My Mainstreet and Lombard, which are the only two machines that can boot a CD and are currently readily available, cannot boot from the CD, no matter how goddamn hard I tell them "YOU SEE THAT THING SPINNING IN YOUR CD DRIVE? THAT THING WITH THE VALID SYSTEM FOLDER? BOOT IT YOU USELESS GIT!"
It seems its boot priority is the SCSI bus, then internal IDE bus and then the CD drive if it can't find anything. Yes, I also basically held the C key down until the cows came home. This was frustrating as it would try booting the damaged drive first, then hanging so I'd have to hotplug the drive in after MacOS had loaded off the powerbook.

if its clicking repeatedly over and over again in almost an exacting match pattern, its probably trying to re-calibrate on each sector read.
Nope. It's spinning up and completing its initial seek test. It has not crashed. It can read the embedded servo track but not the data tracks it seems to want to even mount. It's like the drive is really badly corrupted.

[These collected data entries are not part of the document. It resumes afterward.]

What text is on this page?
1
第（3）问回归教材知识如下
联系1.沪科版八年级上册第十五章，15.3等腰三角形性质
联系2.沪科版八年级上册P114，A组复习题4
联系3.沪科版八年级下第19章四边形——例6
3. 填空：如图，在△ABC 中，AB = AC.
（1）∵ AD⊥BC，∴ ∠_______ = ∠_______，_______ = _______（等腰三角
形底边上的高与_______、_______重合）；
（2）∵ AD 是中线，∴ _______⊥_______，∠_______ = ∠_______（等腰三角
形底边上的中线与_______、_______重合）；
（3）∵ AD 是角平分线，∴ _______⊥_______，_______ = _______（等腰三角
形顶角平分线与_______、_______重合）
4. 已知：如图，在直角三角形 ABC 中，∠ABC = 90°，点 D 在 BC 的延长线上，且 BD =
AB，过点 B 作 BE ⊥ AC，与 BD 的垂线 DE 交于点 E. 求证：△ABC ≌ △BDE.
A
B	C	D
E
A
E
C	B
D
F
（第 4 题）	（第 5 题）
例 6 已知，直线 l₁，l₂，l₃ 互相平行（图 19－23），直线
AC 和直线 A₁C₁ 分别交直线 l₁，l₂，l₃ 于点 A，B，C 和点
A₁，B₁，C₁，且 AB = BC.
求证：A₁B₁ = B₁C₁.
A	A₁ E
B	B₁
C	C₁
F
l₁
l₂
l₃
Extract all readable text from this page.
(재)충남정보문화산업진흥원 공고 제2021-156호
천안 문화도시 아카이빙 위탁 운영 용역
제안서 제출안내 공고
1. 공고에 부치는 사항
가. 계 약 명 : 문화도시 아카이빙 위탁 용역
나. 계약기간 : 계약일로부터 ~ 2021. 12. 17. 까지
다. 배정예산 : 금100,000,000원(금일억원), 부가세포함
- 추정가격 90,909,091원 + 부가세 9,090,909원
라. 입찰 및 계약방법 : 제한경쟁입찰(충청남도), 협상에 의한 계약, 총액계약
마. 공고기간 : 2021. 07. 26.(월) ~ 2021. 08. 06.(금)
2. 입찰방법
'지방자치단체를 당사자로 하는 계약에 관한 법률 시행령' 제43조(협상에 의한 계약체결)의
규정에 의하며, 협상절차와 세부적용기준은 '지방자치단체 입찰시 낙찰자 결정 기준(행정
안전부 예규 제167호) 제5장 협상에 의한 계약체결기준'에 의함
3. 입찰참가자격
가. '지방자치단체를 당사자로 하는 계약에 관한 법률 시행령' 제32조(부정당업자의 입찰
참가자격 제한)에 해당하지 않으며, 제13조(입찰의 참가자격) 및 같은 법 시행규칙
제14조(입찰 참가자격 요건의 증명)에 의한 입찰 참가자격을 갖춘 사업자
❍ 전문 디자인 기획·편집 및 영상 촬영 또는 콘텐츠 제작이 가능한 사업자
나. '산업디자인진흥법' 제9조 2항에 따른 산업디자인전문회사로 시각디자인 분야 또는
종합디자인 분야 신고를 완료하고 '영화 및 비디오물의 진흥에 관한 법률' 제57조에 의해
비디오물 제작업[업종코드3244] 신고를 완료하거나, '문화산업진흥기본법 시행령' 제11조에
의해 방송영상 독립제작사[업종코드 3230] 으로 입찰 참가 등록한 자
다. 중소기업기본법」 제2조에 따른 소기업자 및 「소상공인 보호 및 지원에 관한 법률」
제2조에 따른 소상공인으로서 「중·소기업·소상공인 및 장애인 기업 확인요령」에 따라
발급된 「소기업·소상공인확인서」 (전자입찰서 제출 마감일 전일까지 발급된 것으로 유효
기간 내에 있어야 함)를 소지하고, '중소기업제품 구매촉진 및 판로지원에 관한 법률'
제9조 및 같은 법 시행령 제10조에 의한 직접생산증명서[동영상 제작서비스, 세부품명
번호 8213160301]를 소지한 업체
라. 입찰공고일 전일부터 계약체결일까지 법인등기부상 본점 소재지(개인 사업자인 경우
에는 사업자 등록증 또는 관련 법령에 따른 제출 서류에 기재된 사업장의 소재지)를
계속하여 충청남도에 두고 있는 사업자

Anyways, now it's not even showing up as not mounted now. It just shows up as not initialized. Welp.

 
Next step is grab a PC with a SCSI card, and run ddrescue. clone the failing drive to an image, and work with the image either in r-studio, or even OSX Disk utility or something... I just did this very thing on a 160MB IBM drive from an LC475. Cloning just the partition to an image file using DDrescue, mounts in Basilisk or hfvexplorer as a hardfile.